Welche Stadt, welche Ansiedlung in den Bergen, welches Dorf unten in den Tälern auch immer im Sommer besucht wird, Urlaubende auferlegen sich die erste Urlaubspflicht, gläubig oder nicht, Kirchen zu besuchen, muß, in einem Café auf dem Platz vor dem Dom in S. beim Anblick der Massenurlaubsprozessionen in den Dom, gedacht werden. Sie gehen in die Kirchen hinein, nicht um dem Domherrn zu besuchen, zu huldigen, sondern, so ist es massenhaft zu hören, die Kunst in den Domen zu bestaunen, die Kunst in den Kirchen, die unbedingt, so ist es massenhaft zu hören, zu besichtigen ist.

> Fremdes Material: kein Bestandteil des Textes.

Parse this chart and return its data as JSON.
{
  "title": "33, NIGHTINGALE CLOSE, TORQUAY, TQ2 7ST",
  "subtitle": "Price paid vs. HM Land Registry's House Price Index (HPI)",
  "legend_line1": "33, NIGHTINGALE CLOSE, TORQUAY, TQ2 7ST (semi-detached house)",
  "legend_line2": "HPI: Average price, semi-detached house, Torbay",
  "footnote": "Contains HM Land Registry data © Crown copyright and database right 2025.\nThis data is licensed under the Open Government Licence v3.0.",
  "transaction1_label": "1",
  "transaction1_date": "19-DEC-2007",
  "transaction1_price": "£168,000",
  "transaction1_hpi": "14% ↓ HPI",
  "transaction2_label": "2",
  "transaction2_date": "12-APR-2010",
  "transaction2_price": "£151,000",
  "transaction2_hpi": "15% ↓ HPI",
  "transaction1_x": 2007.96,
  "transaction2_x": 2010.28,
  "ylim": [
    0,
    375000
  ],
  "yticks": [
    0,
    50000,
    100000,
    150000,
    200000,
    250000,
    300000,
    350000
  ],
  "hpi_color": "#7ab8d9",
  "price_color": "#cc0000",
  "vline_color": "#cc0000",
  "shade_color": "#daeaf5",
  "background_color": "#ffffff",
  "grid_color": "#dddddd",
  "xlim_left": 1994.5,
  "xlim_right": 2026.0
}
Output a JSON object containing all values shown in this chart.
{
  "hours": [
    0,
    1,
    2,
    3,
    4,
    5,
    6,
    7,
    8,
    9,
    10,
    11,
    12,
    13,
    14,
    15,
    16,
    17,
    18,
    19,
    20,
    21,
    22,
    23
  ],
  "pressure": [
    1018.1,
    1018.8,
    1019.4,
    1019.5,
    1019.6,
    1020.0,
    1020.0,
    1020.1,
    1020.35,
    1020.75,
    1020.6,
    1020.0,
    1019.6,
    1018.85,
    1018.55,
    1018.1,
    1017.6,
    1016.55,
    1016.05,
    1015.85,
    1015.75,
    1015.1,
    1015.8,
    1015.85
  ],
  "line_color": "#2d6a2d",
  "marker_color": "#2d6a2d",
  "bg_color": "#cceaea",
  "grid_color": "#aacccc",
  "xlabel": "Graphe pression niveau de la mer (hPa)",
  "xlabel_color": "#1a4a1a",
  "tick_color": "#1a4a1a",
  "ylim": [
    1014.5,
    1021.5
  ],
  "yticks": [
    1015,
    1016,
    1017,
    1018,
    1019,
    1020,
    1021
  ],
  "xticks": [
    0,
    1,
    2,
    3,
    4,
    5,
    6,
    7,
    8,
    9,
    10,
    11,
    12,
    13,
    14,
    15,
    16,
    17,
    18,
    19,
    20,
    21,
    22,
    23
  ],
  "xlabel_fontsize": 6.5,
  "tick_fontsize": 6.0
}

Aber die Kunst in den Kirchen ist die Kunst, von der Eric Arthur Blair schrieb, die Propaganda ist. Allerdings sagte er dies über alle Kunst. Alle Kunst sei, so Blair, Propaganda.
Er hätte es einschränkend formulieren müssen, vielleicht so:
Die Kunst in den Kirchen ist Propaganda, weil alle Kirchen Propaganda sind.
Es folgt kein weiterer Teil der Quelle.